Let me start off by saying I have been smoking cigars now for 7 to 8 years. In that time I have only had one other Te Amo cigar. I do not recall which one but I remember not enjoying it. When I got home yesterday I received the new JR Cigar catalog and noticed a few new cigars on the cover. One being a new cigar from Te Amo called the Revolution. Later on last night I stopped by a beer distributor by my house that has a walk in and noticed they had 2 new boxes of the Revolution. I decided to pick up one of the robusto (5.25" 56 RG) sized ones to try. The price point was $4.55
So here we go!
This is what JR's says:" Blended with tons of uniquely flavorful San Andrés leaf and finished with the ***** wrapper that made the original line so beloved, these additions to the longstanding Te-Amo family have been crafted with a "boutique cigar" presentation in mind. A bit fuller in body than their predecessors, they're rich, fragrant, expertly built, and extremely satisfying."









First thing to notice is it is a box press style which they call Ovalado
The outer wrapper is a lighter shade of brown, a very "flat finish". Zero shine and no signs of oil.
I just used a regular guillotine cut, upon pre light the cigar smells like hay and has a great draw.









As I got into the first 1/3 of this cigar I notice the hints of hay and grass in which I do not really care for.
The burn of the cigar is great as well as the draw, just not caring for it thus far.









As I get into the 2/3 of this cigar I start to notice the strong flavors of ammonia, the sign of a cigar not quite ready to be smoked.
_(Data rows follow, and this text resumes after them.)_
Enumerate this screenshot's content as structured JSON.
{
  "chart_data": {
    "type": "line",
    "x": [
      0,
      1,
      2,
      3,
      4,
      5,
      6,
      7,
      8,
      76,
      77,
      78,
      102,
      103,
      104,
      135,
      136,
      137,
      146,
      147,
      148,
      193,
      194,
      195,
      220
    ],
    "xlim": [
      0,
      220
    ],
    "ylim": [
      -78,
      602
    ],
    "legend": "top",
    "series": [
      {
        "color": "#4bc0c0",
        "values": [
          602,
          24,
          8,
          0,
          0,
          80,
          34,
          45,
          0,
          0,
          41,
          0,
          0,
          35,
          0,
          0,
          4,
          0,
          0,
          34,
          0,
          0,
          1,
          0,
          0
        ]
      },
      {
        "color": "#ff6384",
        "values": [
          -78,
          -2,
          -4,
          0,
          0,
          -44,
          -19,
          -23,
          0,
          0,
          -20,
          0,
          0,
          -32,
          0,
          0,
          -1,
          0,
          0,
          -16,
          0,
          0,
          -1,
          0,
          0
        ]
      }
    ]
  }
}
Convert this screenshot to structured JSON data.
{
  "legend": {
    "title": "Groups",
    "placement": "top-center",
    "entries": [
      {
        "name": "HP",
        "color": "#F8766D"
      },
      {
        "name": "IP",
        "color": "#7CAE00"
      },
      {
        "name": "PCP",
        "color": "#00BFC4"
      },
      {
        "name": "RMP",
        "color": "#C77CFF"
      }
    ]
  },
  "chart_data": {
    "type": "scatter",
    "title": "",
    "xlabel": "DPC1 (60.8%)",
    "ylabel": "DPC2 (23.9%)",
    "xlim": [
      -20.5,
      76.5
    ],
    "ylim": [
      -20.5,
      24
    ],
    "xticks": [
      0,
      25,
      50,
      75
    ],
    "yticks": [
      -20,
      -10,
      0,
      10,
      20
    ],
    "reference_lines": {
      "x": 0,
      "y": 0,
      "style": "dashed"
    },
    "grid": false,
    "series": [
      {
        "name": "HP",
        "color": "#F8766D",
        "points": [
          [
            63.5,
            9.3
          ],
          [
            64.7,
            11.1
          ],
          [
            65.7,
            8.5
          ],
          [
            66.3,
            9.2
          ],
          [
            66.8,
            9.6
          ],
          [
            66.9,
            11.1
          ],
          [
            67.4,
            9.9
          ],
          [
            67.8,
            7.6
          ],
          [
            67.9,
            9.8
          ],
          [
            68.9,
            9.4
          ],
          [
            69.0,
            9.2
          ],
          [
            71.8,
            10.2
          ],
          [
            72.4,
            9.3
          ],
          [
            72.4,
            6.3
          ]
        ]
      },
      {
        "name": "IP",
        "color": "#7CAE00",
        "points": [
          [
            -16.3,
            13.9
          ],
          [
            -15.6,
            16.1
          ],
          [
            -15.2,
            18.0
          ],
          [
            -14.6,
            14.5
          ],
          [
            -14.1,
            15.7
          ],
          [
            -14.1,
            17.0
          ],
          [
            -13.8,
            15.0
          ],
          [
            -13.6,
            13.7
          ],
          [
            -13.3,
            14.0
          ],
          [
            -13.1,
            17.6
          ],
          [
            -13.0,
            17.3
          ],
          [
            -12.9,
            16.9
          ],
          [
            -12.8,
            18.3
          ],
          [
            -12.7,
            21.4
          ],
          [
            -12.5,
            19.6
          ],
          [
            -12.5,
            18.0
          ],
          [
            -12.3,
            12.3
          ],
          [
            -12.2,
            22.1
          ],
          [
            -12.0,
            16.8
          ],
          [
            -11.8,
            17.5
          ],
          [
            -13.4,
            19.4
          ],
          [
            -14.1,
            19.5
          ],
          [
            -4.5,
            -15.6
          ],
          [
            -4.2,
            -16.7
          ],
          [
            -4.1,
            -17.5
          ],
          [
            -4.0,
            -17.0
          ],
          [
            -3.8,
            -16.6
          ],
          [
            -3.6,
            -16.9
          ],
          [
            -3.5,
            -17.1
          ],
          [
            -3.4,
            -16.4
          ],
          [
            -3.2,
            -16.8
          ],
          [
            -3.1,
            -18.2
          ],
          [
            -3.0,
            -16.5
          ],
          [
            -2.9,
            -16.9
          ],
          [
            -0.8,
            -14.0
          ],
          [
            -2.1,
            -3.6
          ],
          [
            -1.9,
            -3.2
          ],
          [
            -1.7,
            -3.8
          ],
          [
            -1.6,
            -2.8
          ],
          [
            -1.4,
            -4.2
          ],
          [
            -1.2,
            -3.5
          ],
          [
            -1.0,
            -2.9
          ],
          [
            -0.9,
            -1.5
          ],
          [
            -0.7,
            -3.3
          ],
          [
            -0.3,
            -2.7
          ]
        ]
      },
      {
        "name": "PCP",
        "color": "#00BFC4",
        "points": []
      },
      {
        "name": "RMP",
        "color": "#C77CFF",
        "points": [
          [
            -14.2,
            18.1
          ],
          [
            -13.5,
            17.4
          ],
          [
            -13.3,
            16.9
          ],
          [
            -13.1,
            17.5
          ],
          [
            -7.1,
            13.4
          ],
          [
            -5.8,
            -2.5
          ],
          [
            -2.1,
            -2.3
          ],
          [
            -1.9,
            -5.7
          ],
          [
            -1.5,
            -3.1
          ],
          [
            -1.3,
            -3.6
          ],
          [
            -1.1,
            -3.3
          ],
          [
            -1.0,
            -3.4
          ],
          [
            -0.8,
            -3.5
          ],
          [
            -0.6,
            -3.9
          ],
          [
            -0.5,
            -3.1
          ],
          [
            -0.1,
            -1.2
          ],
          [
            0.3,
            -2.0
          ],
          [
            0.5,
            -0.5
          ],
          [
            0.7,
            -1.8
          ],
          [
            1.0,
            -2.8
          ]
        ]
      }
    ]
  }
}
At this point I am really turned off. I tried to stick with it only because I was getting such a good ash and the great draw kept up.
Upon getting to the last third the ash fell off and I called it quits. No sense of wasting time on a bad cigar. Going into it I did not have high expectations but I figured why not give it a try, something new. In conclusion the main thing I disagree with is the description is that it is labeled as a "Full" strength cigar. Not even close. All I can say is maybe again in another 7 years but until then forget it.


----------



## hachigo

Thanks for the review. I had a different experience, but that is what's fun about cigars.

I emailed Altadis and was told this one wouldn't be rolling out till Oct. or Nov. Surprised you were able to get one early.


----------



## hogjaw

cleaning out my chest and found an old Te Amo empty box probably 20 years old. Hadn't thought of the brand in a long time until coming across your post.


----------